Sorry but anyone who believes Israel is being pressured is highly naive. West supports the deterrence of Israel.

RE: “Syrian chemical weapons deal puts pressure on Israel to sign weapons treaties”

MY COMMENT: If Obama asks the Israelis to ratify the chemical weapons treaty, who are they to refuse?!?! [LOL]

RECENTLY IN THE NEWS:

[EXCERPT] . . . “It is a major dilemma, what Israel should do on the Hill,” a senior Israeli official said Monday, speaking on the condition of anonymity because of a dictate from Mr. Netanyahu not to discuss the Syria situation publicly. “We don’t want to be identified with pressing for a strike. This is not for us — we don’t want anybody to think this is for us,” the official said. “But if the president asks us for assistance, who are we to refuse?” . . .
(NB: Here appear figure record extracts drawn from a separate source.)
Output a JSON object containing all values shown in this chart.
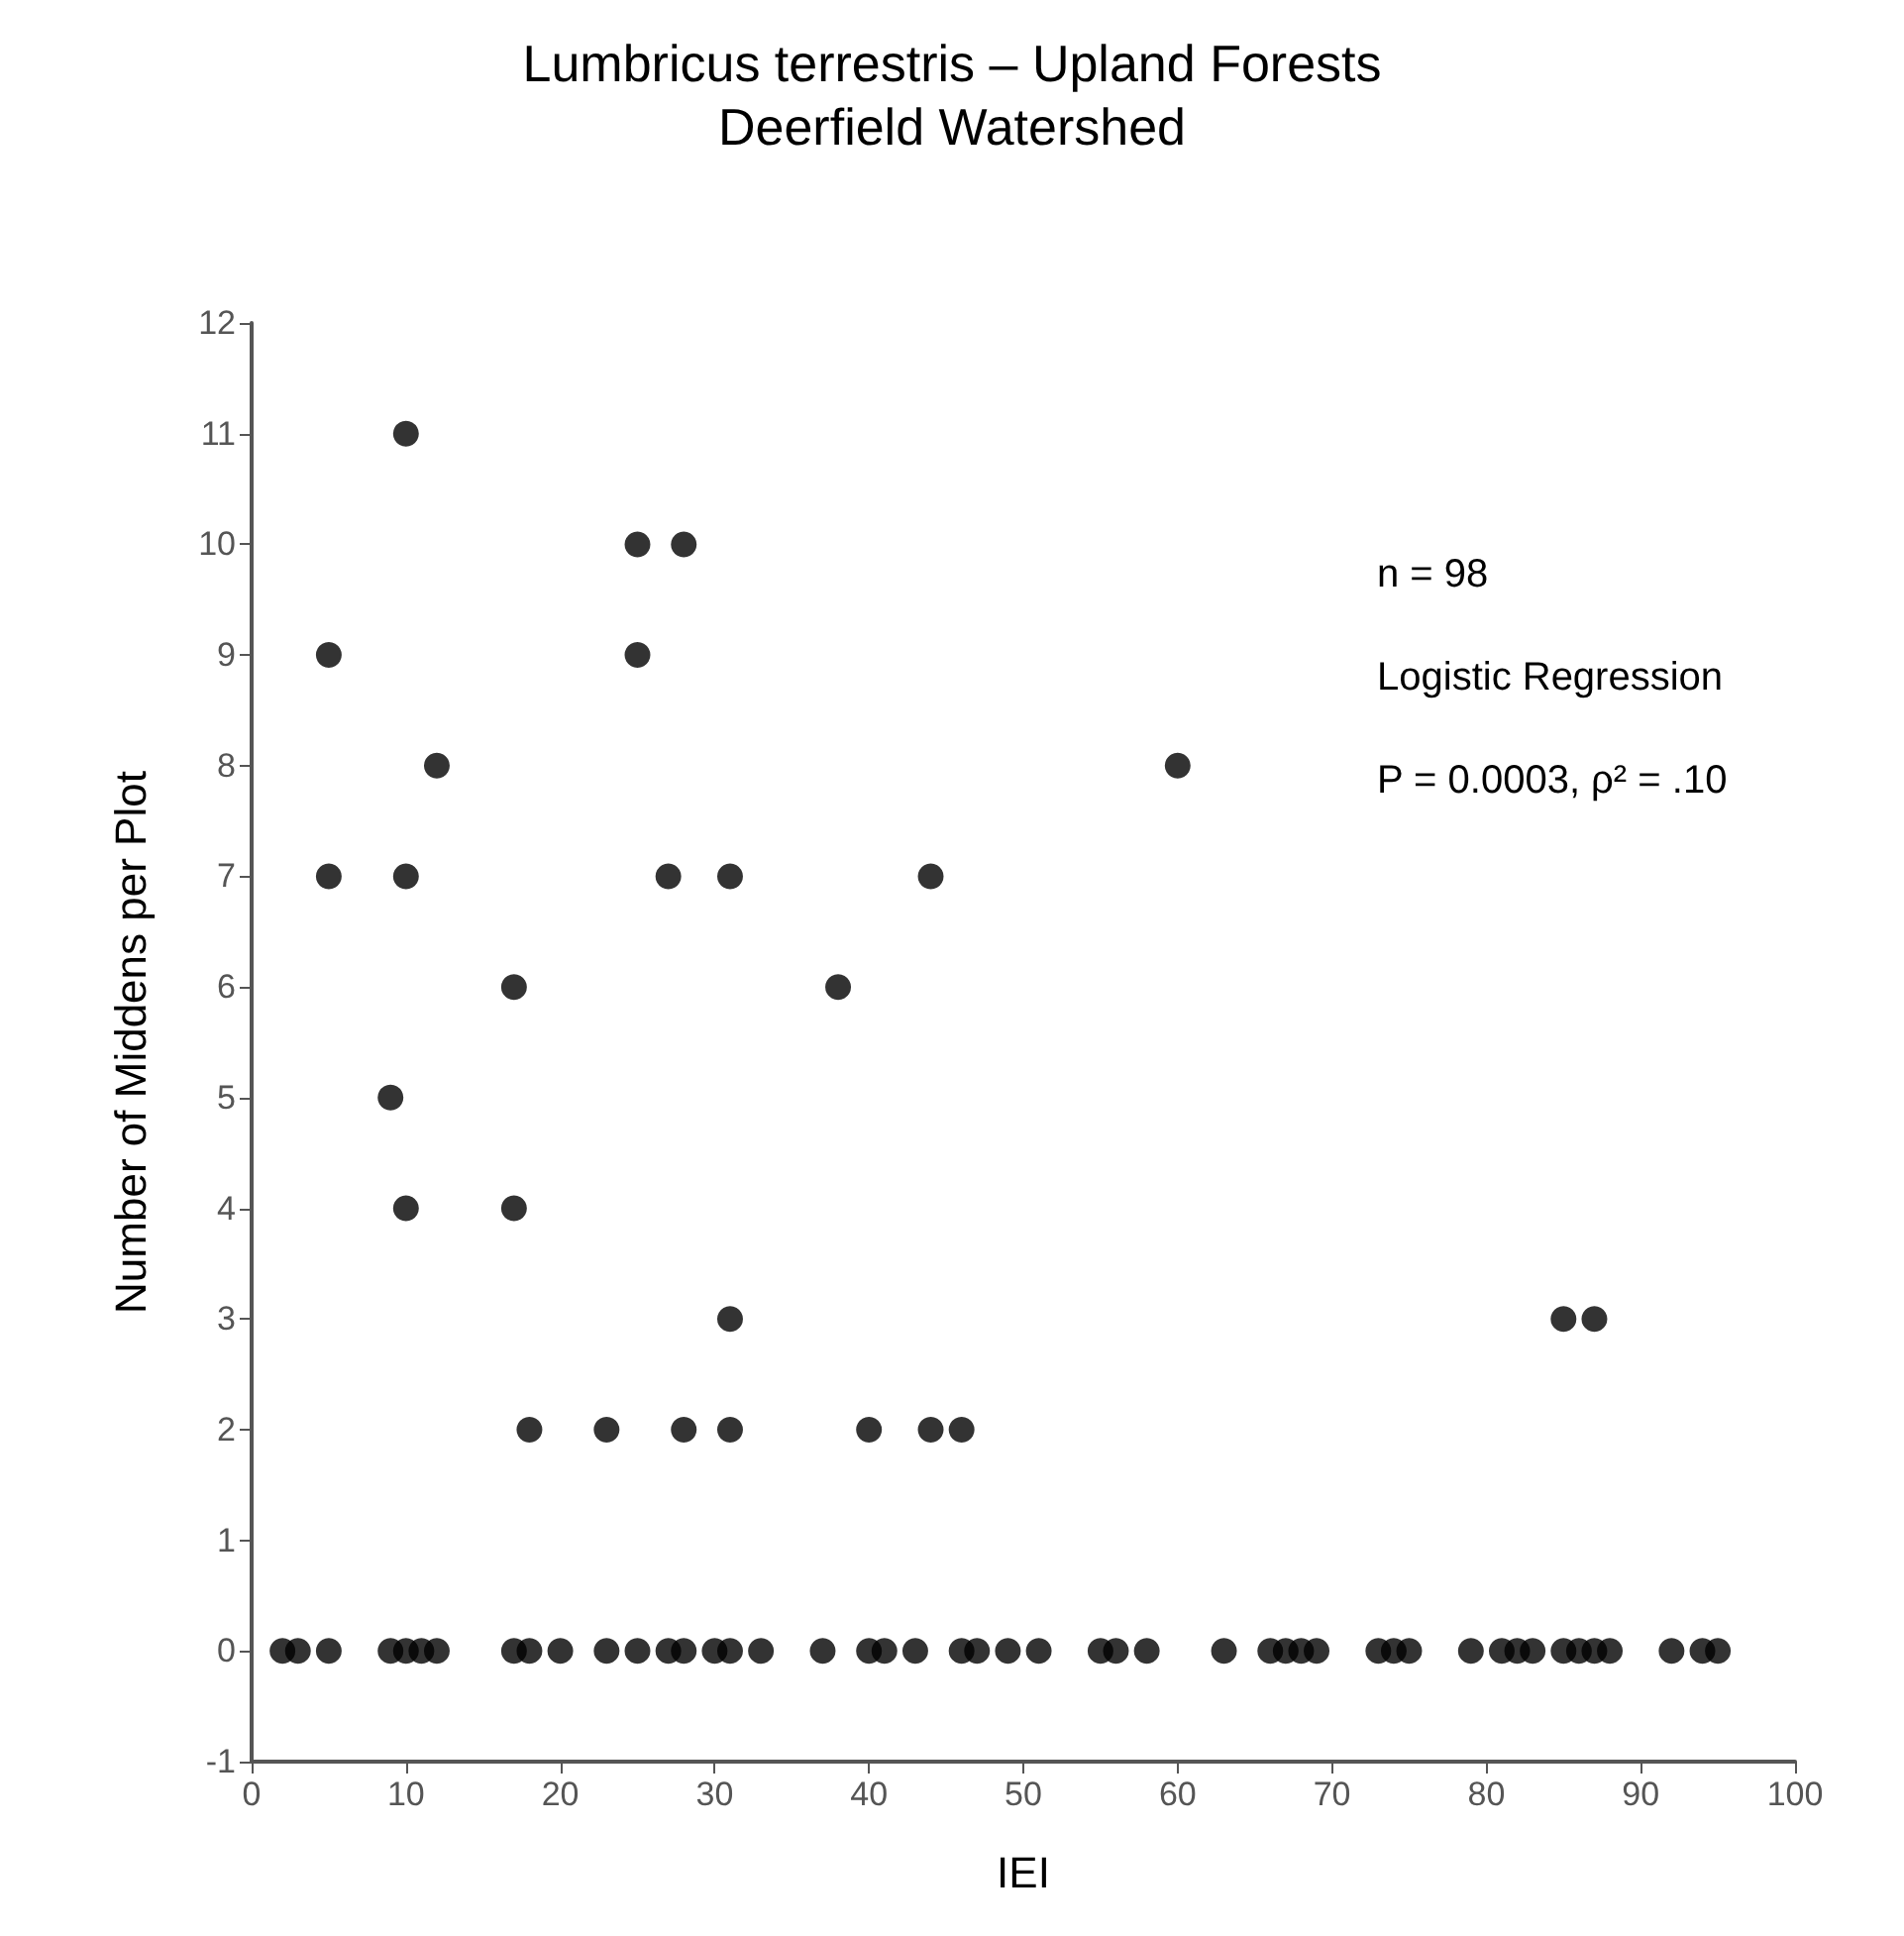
{
  "chart_data": {
    "type": "scatter",
    "title": "Lumbricus terrestris – Upland Forests",
    "subtitle": "Deerfield Watershed",
    "xlabel": "IEI",
    "ylabel": "Number of Middens per Plot",
    "annotations": [
      "n = 98",
      "Logistic Regression",
      "P = 0.0003, ρ² = .10"
    ],
    "x": [
      5,
      5,
      10,
      10,
      12,
      9,
      10,
      17,
      17,
      18,
      23,
      25,
      28,
      25,
      27,
      31,
      31,
      31,
      28,
      38,
      40,
      44,
      44,
      46,
      60,
      85,
      87,
      2,
      3,
      5,
      9,
      10,
      11,
      12,
      17,
      18,
      20,
      23,
      25,
      27,
      28,
      30,
      31,
      33,
      37,
      40,
      41,
      43,
      46,
      47,
      49,
      51,
      55,
      56,
      58,
      63,
      66,
      67,
      68,
      69,
      73,
      74,
      75,
      79,
      81,
      82,
      83,
      85,
      86,
      87,
      88,
      92,
      94,
      95
    ],
    "series": [
      {
        "color": "#000000",
        "values": [
          9,
          7,
          11,
          7,
          8,
          5,
          4,
          6,
          4,
          2,
          2,
          10,
          10,
          9,
          7,
          7,
          3,
          2,
          2,
          6,
          2,
          7,
          2,
          2,
          8,
          3,
          3,
          0,
          0,
          0,
          0,
          0,
          0,
          0,
          0,
          0,
          0,
          0,
          0,
          0,
          0,
          0,
          0,
          0,
          0,
          0,
          0,
          0,
          0,
          0,
          0,
          0,
          0,
          0,
          0,
          0,
          0,
          0,
          0,
          0,
          0,
          0,
          0,
          0,
          0,
          0,
          0,
          0,
          0,
          0,
          0,
          0,
          0,
          0
        ]
      }
    ],
    "xlim": [
      0,
      100
    ],
    "xticks": [
      0,
      10,
      20,
      30,
      40,
      50,
      60,
      70,
      80,
      90,
      100
    ],
    "ylim": [
      -1,
      12
    ],
    "yticks": [
      -1,
      0,
      1,
      2,
      3,
      4,
      5,
      6,
      7,
      8,
      9,
      10,
      11,
      12
    ],
    "grid": false,
    "marker": "circle"
  }
}
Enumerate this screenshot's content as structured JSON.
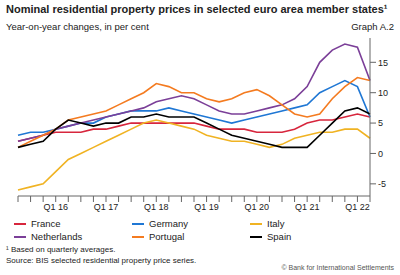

SOURCE – http://www.nytimes.com/2013/09/10/world/middleeast/lobbying-group-for-israel-to-press-congress-on-syria.html?_r=0

the loathsome Michael Oren in the JP:

“The initial message about the Syrian issue was that we always wanted [President] Bashar Assad to go, we always preferred the bad guys who weren’t backed by Iran to the bad guys who were backed by Iran,” he said.

This was the case, he said, even if the other “bad guys” were affiliated to al-Qaida.

“We understand that they are pretty bad guys,” he said, adding that this designation did not apply to everyone in the Syrian opposition. “Still, the greatest danger to Israel is by the strategic arc that extends from Tehran, to Damascus to Beirut. And we saw the Assad regime as the keystone in that arc. That is a position we had well before the outbreak of hostilities in Syria. With the outbreak of hostilities we continued to want Assad to go.”

Amid reports that Assad may be moving some of his chemical weapons arsenal out of the country, Oren reiterated Israel’s position that it will not tolerate attempts to transfer these arms – or game changing weapons – to Hezbollah.

“The chemical weapons were an American red line, it wasn’t an Israel red line,” Oren said. “Our red line was that if Iran and Syria try to convey chemical weapons or game changing weaponry to Hezbollah or other terrorist organizations, that Israel would not remain passive. We were prepared to stand by the red line, and still are.”